Background: FDA is considering to establish a product standard to reduce nicotine in cigarettes to make them “minimally addictive or non addictive.” FDA has funded many clinical studies where smokers are switched to smoking low nicotine cigarettes to determine a nicotine ceiling that is appropriate for the protection of the public health. Unlike typical clinical trials involving pharmaceuticals or medical devices, ambulatory studies with low nicotine cigarettes face a unique challenge in that conventional nicotine nonstudy cigarettes are readily available to participants when protocols require them to exclusively use study cigarettes. As a consequence, protocol deviation in non-study product use is a major limitation common in such ambulatory studies, with up to 80 percent of participants using non-study cigarettes during the study. There is no published method for estimating the magnitude of such protocol deviation, i.e., the number of non-study cigarettes smoked by participants, in such studies.
Methods: We present a method for estimating the magnitude of noncompliance based on the proposition that the level of biomarker of exposure to a smoke constituent is proportional to the amount of the constituent per cigarette and the number of cigarettes smoked by participants. The method estimates the number of non-study cigarettes smoked by participants based on the discrepancies between the yield of smoke constituents (e.g., nicotine) and the level of the corresponding biomarkers measured in a study.
Results: Data from a confined study confirmed the validity of this method. Under-reporting on the magnitude of non-study cigarette use is widespread across studies using different low nicotine cigarettes.

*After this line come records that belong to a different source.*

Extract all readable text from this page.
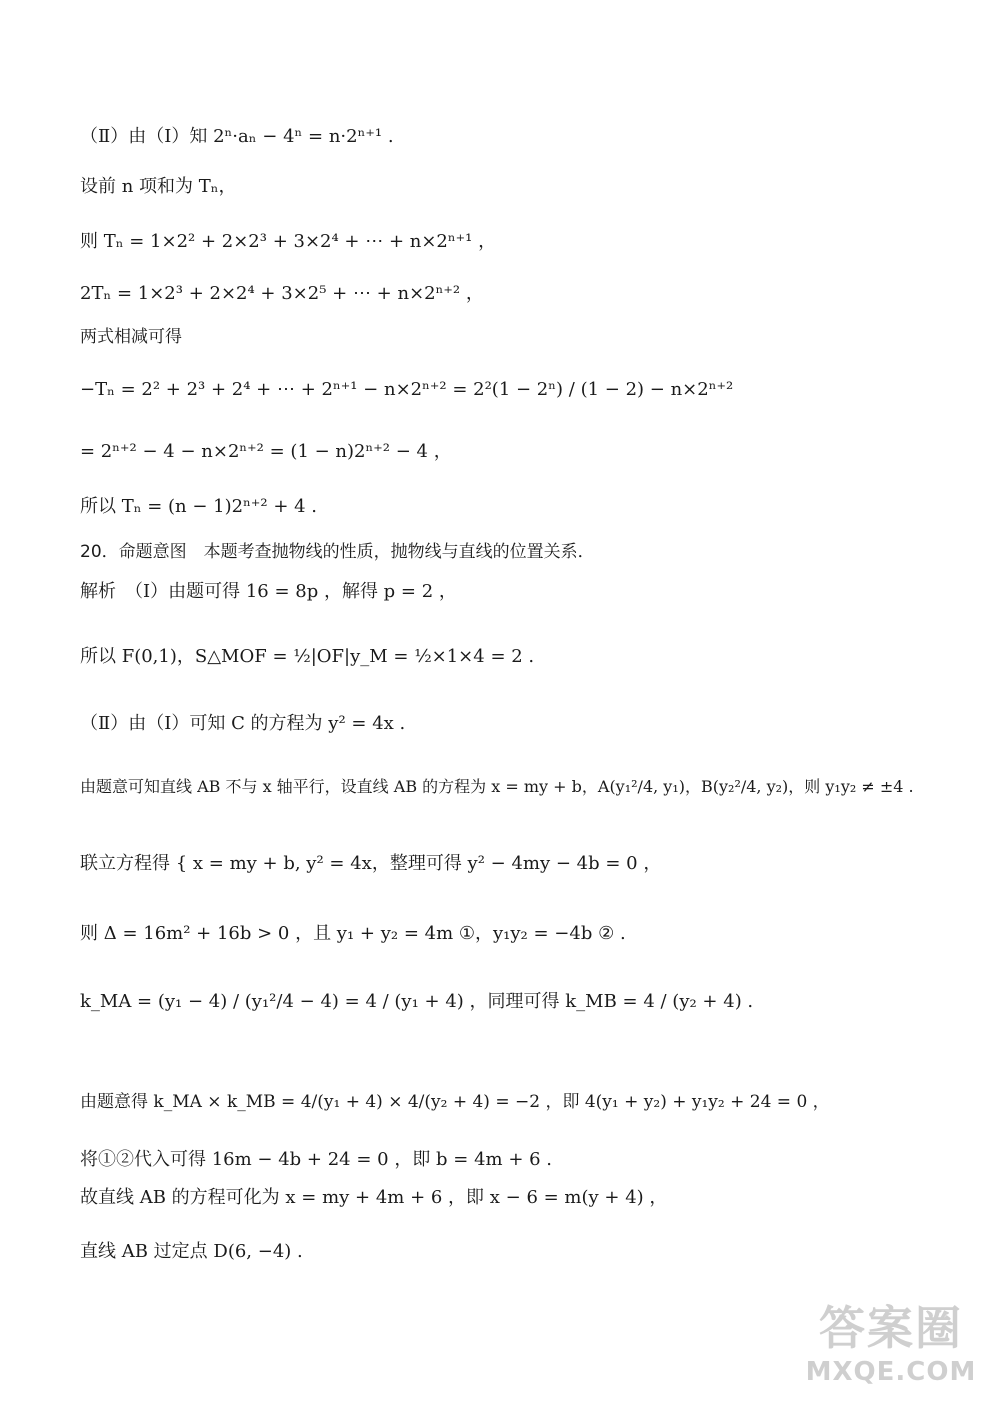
（Ⅱ）由（Ⅰ）知 2ⁿ·aₙ − 4ⁿ = n·2ⁿ⁺¹ .
设前 n 项和为 Tₙ，
则 Tₙ = 1×2² + 2×2³ + 3×2⁴ + ⋯ + n×2ⁿ⁺¹ ，
2Tₙ = 1×2³ + 2×2⁴ + 3×2⁵ + ⋯ + n×2ⁿ⁺² ，
两式相减可得
−Tₙ = 2² + 2³ + 2⁴ + ⋯ + 2ⁿ⁺¹ − n×2ⁿ⁺² = 2²(1 − 2ⁿ) / (1 − 2) − n×2ⁿ⁺²
= 2ⁿ⁺² − 4 − n×2ⁿ⁺² = (1 − n)2ⁿ⁺² − 4 ，
所以 Tₙ = (n − 1)2ⁿ⁺² + 4 .
20．命题意图　本题考查抛物线的性质，抛物线与直线的位置关系．
解析　（Ⅰ）由题可得 16 = 8p ，解得 p = 2 ，
所以 F(0,1)，S△MOF = ½|OF|y_M = ½×1×4 = 2 .
（Ⅱ）由（Ⅰ）可知 C 的方程为 y² = 4x .
由题意可知直线 AB 不与 x 轴平行，设直线 AB 的方程为 x = my + b，A(y₁²/4, y₁)，B(y₂²/4, y₂)，则 y₁y₂ ≠ ±4 .
联立方程得 { x = my + b, y² = 4x，整理可得 y² − 4my − 4b = 0 ，
则 Δ = 16m² + 16b > 0 ，且 y₁ + y₂ = 4m ①，y₁y₂ = −4b ② .
k_MA = (y₁ − 4) / (y₁²/4 − 4) = 4 / (y₁ + 4) ，同理可得 k_MB = 4 / (y₂ + 4) .
由题意得 k_MA × k_MB = 4/(y₁ + 4) × 4/(y₂ + 4) = −2 ，即 4(y₁ + y₂) + y₁y₂ + 24 = 0 ，
将①②代入可得 16m − 4b + 24 = 0 ，即 b = 4m + 6 .
故直线 AB 的方程可化为 x = my + 4m + 6 ，即 x − 6 = m(y + 4) ，
直线 AB 过定点 D(6, −4) .
答案圈
MXQE.COM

Participants in one of the largest published studies under-reported the number of non-study cigarette used by 79-90%.
Conclusions: Controlling and accurately estimating non-study cigarette use is critical for ambulatory low nicotine cigarette switching studies to ensure the resulting data can be appropriately evaluated to support science-based regulatory decision-making. In planning future studies, researchers should consider incorporating specific biomarkers that would enable objective assessment of both the prevalence and the magnitude of non-study cigarette use.